- The negative impact of a bad hiring decision is more severe during the pandemic, according to 64% of senior managers in a recent Robert Half survey.
- Most respondents, 76%, said they had recruited the wrong candidate for a role, leading to time wasted on hiring and training; decreased staff morale and productivity; and increased stress on supervisors. Senior managers in the survey said it took as many as 16 weeks to realize a poor match, let go of the employee and rehire.
- The move to remote work, combined with shifts in the hiring and onboarding process, may leave employers with "more room for error and, unfortunately, a bad hiring decision can have a ripple effect throughout the organization," Paul McDonald, senior executive director at Robert Half, said in a statement. The firm surveyed more than 2,800 senior managers at companies with 20 or more employees in the U.S.
2020 accelerated recruiting's transformation into a more digital function as employers adopted hiring formats that matched the movement of companies and candidates online. A survey last October by Robert Half found a majority of senior managers said their companies were conducting remote interviews and onboarding sessions, and 60% said they shortened their hiring processes overall.

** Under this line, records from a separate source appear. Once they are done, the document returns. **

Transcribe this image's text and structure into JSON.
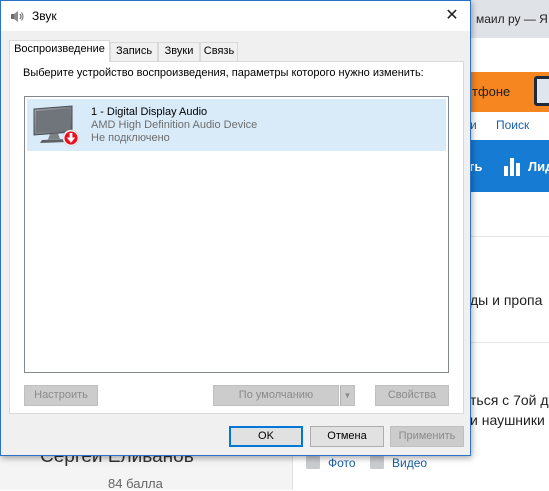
{
  "background": {
    "tab_title": "маил ру — Я",
    "banner_text": "тфоне",
    "links": [
      "и",
      "Поиск"
    ],
    "blue_bar": {
      "left_text": "ть",
      "right_text": "Лид"
    },
    "text_line_1": "ды и пропа",
    "text_line_2": "ться с 7ой д",
    "text_line_3": "и наушники",
    "author_name": "Сергей Еливанов",
    "author_points": "84 балла",
    "media_links": {
      "photo": "Фото",
      "video": "Видео"
    },
    "accent": "#f6861f",
    "blue": "#167bd2"
  },
  "dialog": {
    "title": "Звук",
    "close_glyph": "✕",
    "tabs": [
      {
        "label": "Воспроизведение",
        "active": true
      },
      {
        "label": "Запись",
        "active": false
      },
      {
        "label": "Звуки",
        "active": false
      },
      {
        "label": "Связь",
        "active": false
      }
    ],
    "instruction": "Выберите устройство воспроизведения, параметры которого нужно изменить:",
    "devices": [
      {
        "name": "1 - Digital Display Audio",
        "driver": "AMD High Definition Audio Device",
        "status": "Не подключено",
        "icon": "monitor-disconnected-icon",
        "selected": true
      }
    ],
    "buttons": {
      "configure": "Настроить",
      "set_default": "По умолчанию",
      "set_default_arrow": "▼",
      "properties": "Свойства",
      "ok": "OK",
      "cancel": "Отмена",
      "apply": "Применить"
    },
    "colors": {
      "border": "#2b73c9",
      "selection": "#d9ebf9",
      "default_button_border": "#0078d7",
      "status_red": "#e81123"
    }
  }
}
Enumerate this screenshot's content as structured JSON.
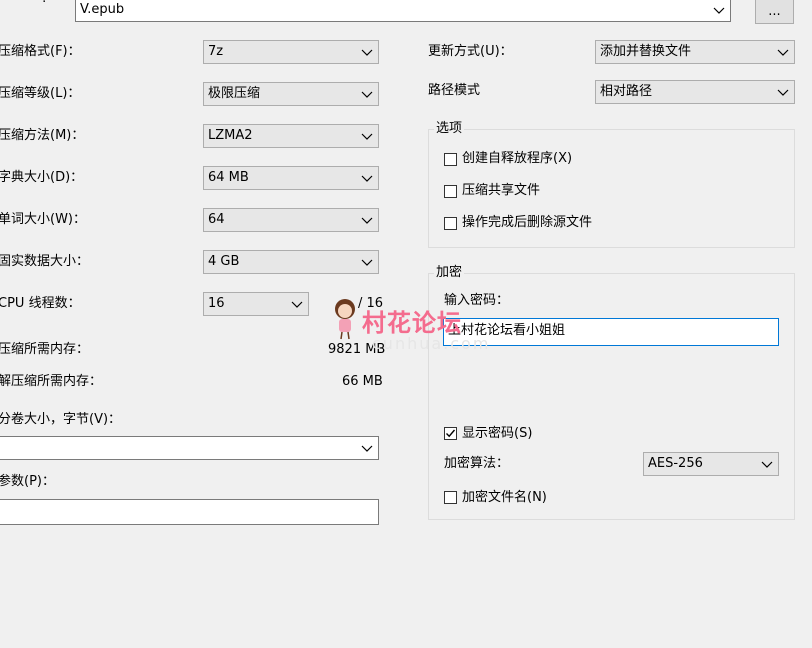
{
  "archive": {
    "path": "V.epub",
    "browse_label": "..."
  },
  "left": {
    "format": {
      "label": "压缩格式(F)：",
      "value": "7z"
    },
    "level": {
      "label": "压缩等级(L)：",
      "value": "极限压缩"
    },
    "method": {
      "label": "压缩方法(M)：",
      "value": "LZMA2"
    },
    "dictionary": {
      "label": "字典大小(D)：",
      "value": "64 MB"
    },
    "word": {
      "label": "单词大小(W)：",
      "value": "64"
    },
    "solid": {
      "label": "固实数据大小：",
      "value": "4 GB"
    },
    "cpu": {
      "label": "CPU 线程数：",
      "value": "16",
      "total": "/ 16"
    },
    "mem_compress": {
      "label": "压缩所需内存：",
      "value": "9821 MB"
    },
    "mem_decompress": {
      "label": "解压缩所需内存：",
      "value": "66 MB"
    },
    "volume": {
      "label": "分卷大小，字节(V)：",
      "value": ""
    },
    "params": {
      "label": "参数(P)：",
      "value": ""
    }
  },
  "right": {
    "update": {
      "label": "更新方式(U)：",
      "value": "添加并替换文件"
    },
    "path_mode": {
      "label": "路径模式",
      "value": "相对路径"
    },
    "options": {
      "title": "选项",
      "sfx": {
        "label": "创建自释放程序(X)",
        "checked": false
      },
      "shared": {
        "label": "压缩共享文件",
        "checked": false
      },
      "delete": {
        "label": "操作完成后删除源文件",
        "checked": false
      }
    },
    "encryption": {
      "title": "加密",
      "password_label": "输入密码：",
      "password_value": "上村花论坛看小姐姐",
      "show_password": {
        "label": "显示密码(S)",
        "checked": true
      },
      "method_label": "加密算法：",
      "method_value": "AES-256",
      "encrypt_names": {
        "label": "加密文件名(N)",
        "checked": false
      }
    }
  },
  "watermark": {
    "text": "村花论坛",
    "subtext": "cunhua.com"
  }
}
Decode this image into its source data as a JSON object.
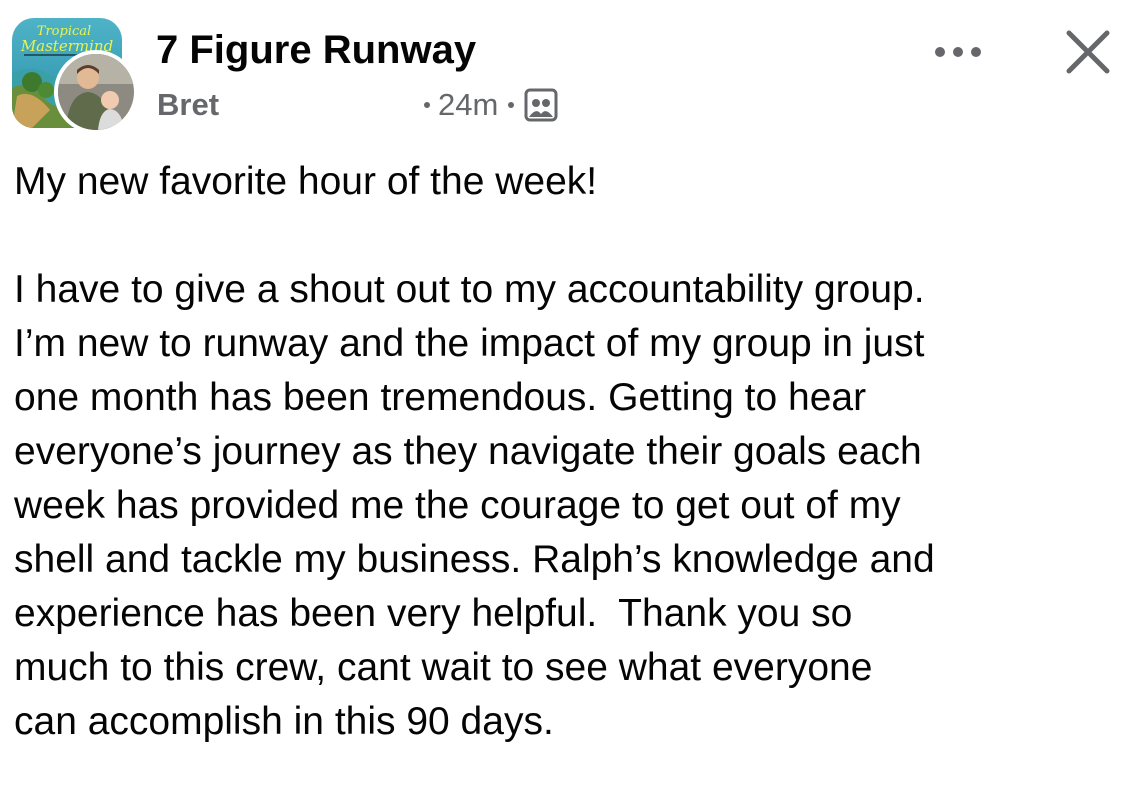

Recruiters and employees both perceive value in in-person recruiting discussions, sources previously told HR Dive, meaning this format has not gone away entirely. But a year of online recruiting may have shifted ideas about how the hiring process works. For example, candidates may prefer a more transparent approach from employers regarding work-life balance and expectations. Employers may also seek to encourage more natural conversations during remote or web-based interviews rather than a more formal approach.
Some employers have had considerable time to reevaluate their hiring practices during the pandemic, according to an August 2020 Lever survey. The company found 41% of recruiters were focused on cleaning recruiting data, and more than one-third were rethinking recruiting processes as hiring freezes took hold.
Employers are also incorporating assessments into their virtual interviewing processes in order to ensure a good fit. Officials at CVS Health told HR Dive last year that the company implemented virtual job tryouts in an effort to better predict candidates' chances of success, even as the company hired nearly 50,000 employees in a short period of time.